Brian Wakeford would hardly describe himself as a technology whizzkid.
But when the retired 82-year-old business management lecturer decided he needed a computer to send a few e-mails and keep in touch with the world around him, he plumped for a HP laptop from top retailer John Lewis.
The company clearly couldn’t sort out the problem and as the laptop was still under guarantee, it was only right to stop giving him the run-around and get it fixed
On the face of it he’d got a good internet deal. They offered a three-year product guarantee with the machine so he could look forward with confidence that his £379 outlay was covered against any malfunction for the foreseeable future.
If by chance the worse should happen, Brian was confident he had the expertise and the renowned customer service reputation of the John Lewis partnership to fall back on.
All went well with the computer until the end of the first year, when it suddenly started to malfunction.
‘I’m not a computer techie,’ said Brian, ‘but every time I went to download it wouldn’t stop, and just kept downloading forever and ever.
‘The other problem was I couldn’t send or receive e-mails on it, although some elements were still useable.’
As these were the two main functions he wanted to use on the computer, he was a little put out to say the least.
Not being the slightest bit technical, Brian wasn’t sure if he was doing something wrong, so he got his own computer specialist in to take a quick look at it.
After what seemed hours with his expert on the phone talking to John Lewis technicians, they suggested stripping the hard drive of the operating system and restoring it from scratch.
This solution was finally abandoned after four attempts when, to his disappointment, it became clear that it was never going to resolve the problem.
Brian’s blood pressure didn’t improve when he got on to manufacturer HP. It ramped up the frustration when it declined to help because the product was out of its one-year guarantee period.
Undeterred, Brian was advised to take the offending laptop back to a store technical depot to sort out, so he promptly made the journey all the way from Horndean to Debenhams in Southsea.
To his surprise, some 15 minutes later the machine was returned to him with the claim that there was nothing wrong with it.
It appears that as the store didn’t have wi-fi internet access, the resident technician simply switched the computer on and off without checking for an internet connectivity problem.
An annoyed Brian was left to ring John Lewis customer services yet again, this time to be told it would make an appointment for one of its own engineers to come and look at it.
He made sure his own technician was present when the firm’s engineer arrived.
After examining the laptop, they came to the conclusion the problems with it were all down to a defective hard disk drive.
The John Lewis engineer wrote out a report and arranged to take the laptop back for a decision to be made about how the problem was to be resolved.
Almost three weeks later, Brian got fed up waiting around not knowing precisely what was going on.
Yet again he got on the phone to ask what was happening, but no-one seemed to know where his laptop was, let alone what they were going to do about it.
But once Streetwise got involved, the problem was sorted in a matter of hours.

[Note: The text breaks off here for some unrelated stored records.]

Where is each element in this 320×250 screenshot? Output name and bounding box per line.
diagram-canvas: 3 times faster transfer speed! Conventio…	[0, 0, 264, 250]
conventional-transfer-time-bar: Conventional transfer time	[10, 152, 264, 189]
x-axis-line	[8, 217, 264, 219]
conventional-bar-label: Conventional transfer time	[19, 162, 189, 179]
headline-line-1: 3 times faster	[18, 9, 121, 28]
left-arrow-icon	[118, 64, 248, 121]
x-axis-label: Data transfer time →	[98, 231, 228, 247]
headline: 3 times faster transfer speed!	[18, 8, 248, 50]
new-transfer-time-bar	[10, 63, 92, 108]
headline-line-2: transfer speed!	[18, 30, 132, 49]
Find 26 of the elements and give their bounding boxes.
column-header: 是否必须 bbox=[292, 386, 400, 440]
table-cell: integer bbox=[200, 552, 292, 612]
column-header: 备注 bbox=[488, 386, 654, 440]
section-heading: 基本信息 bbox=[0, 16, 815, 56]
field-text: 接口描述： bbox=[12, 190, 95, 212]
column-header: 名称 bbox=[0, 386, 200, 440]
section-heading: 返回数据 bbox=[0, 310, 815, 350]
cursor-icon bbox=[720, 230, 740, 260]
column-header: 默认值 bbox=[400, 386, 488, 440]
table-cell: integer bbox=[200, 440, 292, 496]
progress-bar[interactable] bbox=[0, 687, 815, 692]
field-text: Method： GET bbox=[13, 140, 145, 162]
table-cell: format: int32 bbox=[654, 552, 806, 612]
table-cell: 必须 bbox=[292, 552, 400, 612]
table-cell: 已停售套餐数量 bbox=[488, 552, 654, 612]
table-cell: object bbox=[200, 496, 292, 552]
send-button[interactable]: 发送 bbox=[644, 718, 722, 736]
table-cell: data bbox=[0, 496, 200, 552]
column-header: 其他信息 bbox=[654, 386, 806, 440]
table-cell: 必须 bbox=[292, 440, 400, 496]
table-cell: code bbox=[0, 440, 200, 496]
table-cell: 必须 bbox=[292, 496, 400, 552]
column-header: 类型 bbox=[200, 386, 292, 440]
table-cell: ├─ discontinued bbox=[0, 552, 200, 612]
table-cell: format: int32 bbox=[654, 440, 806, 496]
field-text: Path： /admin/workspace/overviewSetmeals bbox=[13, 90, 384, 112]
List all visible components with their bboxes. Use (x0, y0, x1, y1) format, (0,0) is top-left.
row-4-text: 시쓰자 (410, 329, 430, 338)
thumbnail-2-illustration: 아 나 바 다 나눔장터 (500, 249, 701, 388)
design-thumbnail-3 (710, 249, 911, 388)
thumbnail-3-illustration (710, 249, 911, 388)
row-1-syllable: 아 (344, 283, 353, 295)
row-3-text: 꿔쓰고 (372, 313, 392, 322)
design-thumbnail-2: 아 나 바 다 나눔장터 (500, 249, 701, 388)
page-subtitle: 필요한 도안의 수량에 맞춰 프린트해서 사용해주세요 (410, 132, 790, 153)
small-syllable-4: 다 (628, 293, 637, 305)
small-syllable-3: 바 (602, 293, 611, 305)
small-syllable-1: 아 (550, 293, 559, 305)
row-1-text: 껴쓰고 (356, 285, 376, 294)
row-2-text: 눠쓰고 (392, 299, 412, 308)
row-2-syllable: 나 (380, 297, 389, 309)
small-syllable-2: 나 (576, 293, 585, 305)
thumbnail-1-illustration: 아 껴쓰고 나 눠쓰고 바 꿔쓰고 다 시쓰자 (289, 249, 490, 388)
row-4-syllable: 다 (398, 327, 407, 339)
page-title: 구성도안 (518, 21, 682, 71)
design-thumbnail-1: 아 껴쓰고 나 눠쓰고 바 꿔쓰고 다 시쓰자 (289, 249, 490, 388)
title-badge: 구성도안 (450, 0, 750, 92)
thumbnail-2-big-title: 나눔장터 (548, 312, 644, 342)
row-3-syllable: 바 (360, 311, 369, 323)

We contacted John Lewis, pointing out Brian had not received the level of customer care he was entitled to expect from one of the nation’s top retailers.
The company clearly couldn’t sort out the problem and as the laptop was still under its guarantee, it was only right to stop giving him the run-around and get it fixed.
Streetwise rarely receives any reader complaints about sales or service from any of the companies in the John Lewis group, so we were not surprised that within a matter of hours Brian received an offer to get the problem sorted.
A spokesperson said: ‘We are very sorry Mr Wakeford experienced problems with his purchase from John Lewis.’
‘Our customer services team has now resolved the issue to the customer’s satisfaction. We have offered Mr Wakeford a full refund for the laptop, which he has accepted.’